William Vance Custer, Jr., 1961-1962
WILLIAM VANCE CUSTER, JR., served on the Georgia Court of Appeals, October 9,1961, to January 31,1962 (three months and 22 days). He was born in Mobile, Alabama, on July 20,1903, and died January 31, 1962.
After graduating from Bainbridge public schools, he attended Oglethorpe University for one year, thereafter studying law in his father's law office, and was admitted to practice on July 20,1922, on his nineteenth birthday.
He married Victoria Hunter Clayton of Eufaula, Alabama, on June 4, 1929. They had two sons, William Vance III and Henry Clayton. For family names and details, see the memorial dated October 15,1962, in 106 Georgia Appeals Reports, pages XXVII-XLV.
He served as president of the Decatur County, Albany Circuit, and Georgia Bar Associations; served on the Board of Governors of the Georgia Bar Association and on the House of Delegates of the American Bar Association. He was president of the local Chamber of Commerce; representative from Decatur County in the Georgia General Assembly; president of the Bainbridge Rotary Club; member of the Bainbridge Board of Education; deacon and superintendent of Sunday school of the Presbyterian Church.

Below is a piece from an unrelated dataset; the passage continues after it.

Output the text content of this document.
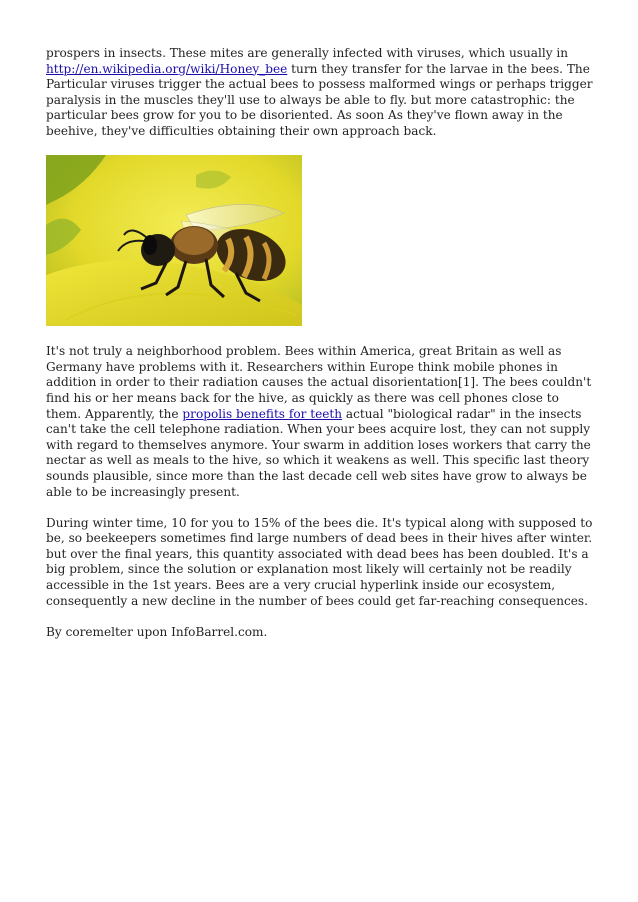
prospers in insects. These mites are generally infected with viruses, which usually in http://en.wikipedia.org/wiki/Honey_bee turn they transfer for the larvae in the bees. The Particular viruses trigger the actual bees to possess malformed wings or perhaps trigger paralysis in the muscles they'll use to always be able to fly. but more catastrophic: the particular bees grow for you to be disoriented. As soon As they've flown away in the beehive, they've difficulties obtaining their own approach back.

It's not truly a neighborhood problem. Bees within America, great Britain as well as Germany have problems with it. Researchers within Europe think mobile phones in addition in order to their radiation causes the actual disorientation[1]. The bees couldn't find his or her means back for the hive, as quickly as there was cell phones close to them. Apparently, the propolis benefits for teeth actual "biological radar" in the insects can't take the cell telephone radiation. When your bees acquire lost, they can not supply with regard to themselves anymore. Your swarm in addition loses workers that carry the nectar as well as meals to the hive, so which it weakens as well. This specific last theory sounds plausible, since more than the last decade cell web sites have grow to always be able to be increasingly present.

During winter time, 10 for you to 15% of the bees die. It's typical along with supposed to be, so beekeepers sometimes find large numbers of dead bees in their hives after winter. but over the final years, this quantity associated with dead bees has been doubled. It's a big problem, since the solution or explanation most likely will certainly not be readily accessible in the 1st years. Bees are a very crucial hyperlink inside our ecosystem, consequently a new decline in the number of bees could get far-reaching consequences.

By coremelter upon InfoBarrel.com.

Other lawyers said about him: "Ably representing his clients - dedicated, with all his strength, his mind and his soul, to their interest, conscientious in his preparation, never careless or slothful, respectful to, and at all times fair with his fellow lawyers and the courts, fulfilling not only the letter, but also the spirit of the canons of ethics." They said, "He loved his profession, he loved everything about it going back to the Inns of Court in medieval England and the writings of Lords Campbell and Coke." Thackeray's "good humor is one of the best articles of dress one can wear in society" was reflected in his life. Milton's words "servant of God, well done, well hast thou fought the better fight" are appropriate. He believed right and justice do not go out of style: "Where is our pilgrim sense of solid right? Where is our old time keeping of the law? Where is our sturdy sanity and strength?' (poem by Judge Florence Allen).